New Transit System Could Hobble Montreal (CityLab)

It’s the largest investment in public transit the city has seen in decades, but critics warn of a fatally flawed plan that could haunt the region for years.

It sounds like the kind of project cities don’t dare to dream of anymore: a massive new transportation network on par with the great mass transit buildouts of the 20th century.

The Réseau express métropolitain (REM), French for metropolitan express network, is slated to be the largest investment in Greater Montreal’s public transit in 50 years. Projected to be completed within four years, the fully-automated light-rail system rivals the creation of the city’s subway, the Métro, in both size and impact. It is among the largest public transit projects in Canadian history and is intended to demonstrate new alternative funding methods for infrastructural mega-projects — in this instance, a “public-public” partnership.

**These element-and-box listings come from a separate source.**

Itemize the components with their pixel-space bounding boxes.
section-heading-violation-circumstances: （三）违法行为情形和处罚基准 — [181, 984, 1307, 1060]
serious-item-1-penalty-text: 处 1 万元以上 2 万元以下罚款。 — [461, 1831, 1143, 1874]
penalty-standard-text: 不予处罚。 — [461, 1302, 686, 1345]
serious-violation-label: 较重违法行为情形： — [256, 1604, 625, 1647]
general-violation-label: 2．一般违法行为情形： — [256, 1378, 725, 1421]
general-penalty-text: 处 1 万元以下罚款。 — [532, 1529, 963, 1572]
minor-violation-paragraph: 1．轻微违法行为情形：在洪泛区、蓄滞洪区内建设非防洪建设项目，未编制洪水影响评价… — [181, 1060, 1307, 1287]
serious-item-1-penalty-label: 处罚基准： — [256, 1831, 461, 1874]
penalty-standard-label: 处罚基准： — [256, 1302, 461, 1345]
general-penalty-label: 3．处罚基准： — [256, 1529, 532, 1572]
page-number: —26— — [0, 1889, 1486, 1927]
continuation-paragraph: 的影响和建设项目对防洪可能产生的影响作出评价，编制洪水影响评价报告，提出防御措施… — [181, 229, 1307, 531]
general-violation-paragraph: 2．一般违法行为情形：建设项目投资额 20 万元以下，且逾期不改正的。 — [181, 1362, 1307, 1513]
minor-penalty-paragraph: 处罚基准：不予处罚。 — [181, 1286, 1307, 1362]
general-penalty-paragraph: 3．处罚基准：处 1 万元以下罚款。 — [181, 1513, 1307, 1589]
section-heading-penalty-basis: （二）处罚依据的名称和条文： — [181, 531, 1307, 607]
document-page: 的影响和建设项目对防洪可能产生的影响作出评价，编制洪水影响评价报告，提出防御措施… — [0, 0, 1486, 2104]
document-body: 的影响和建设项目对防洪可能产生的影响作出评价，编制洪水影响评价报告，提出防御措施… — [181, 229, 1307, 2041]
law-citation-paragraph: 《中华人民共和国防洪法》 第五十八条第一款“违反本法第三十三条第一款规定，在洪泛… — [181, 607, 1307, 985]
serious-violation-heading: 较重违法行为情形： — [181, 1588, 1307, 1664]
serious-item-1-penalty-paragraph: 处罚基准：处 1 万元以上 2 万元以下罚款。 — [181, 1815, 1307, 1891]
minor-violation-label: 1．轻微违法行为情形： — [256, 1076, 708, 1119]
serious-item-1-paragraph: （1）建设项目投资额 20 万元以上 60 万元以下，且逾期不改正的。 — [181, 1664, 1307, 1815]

Once completed, the REM will ferry passengers between the city’s international airport and the train station located near the core of the central business district. It will carry commuters from rapidly growing off-island suburbs over the new Champlain Bridge — designed with light rail in mind — and connect new urban neighborhoods currently lacking in public transit access. Further still, the REM will reach into the city’s sprawling western suburbs to provide a long-awaited improvement to the current cumbersome and delay-prone commuter rail network.

Why, then, are environmentalists, transit lobbyists, architects, urban planners, researchers and the public consultation office highly critical — if not outright opposed — to a project that has so much potential? Why is there strong opposition to a major investment in public transit in a city that regularly ranks third in North America, after New York City and Mexico City, for daily rapid transit ridership?

Critics charge that the REM is a backdoor to the privatization of public transit in its own right, and by privatizing key public transit infrastructure, in the long run it will limit the potential to expand other systems, such as the city’s Métro or commuter rail. Moreover, the project’s developer has chosen a route design that would be highly favorable to its own real estate holdings and would further support suburban residential construction, in which it is a major investor. This has led some to condemn the project as a real estate venture masquerading as a public transit project. To top it all off, though a considerable amount of public money will be used as start-up capital, contractually obligated annual returns will essentially remain in private hands.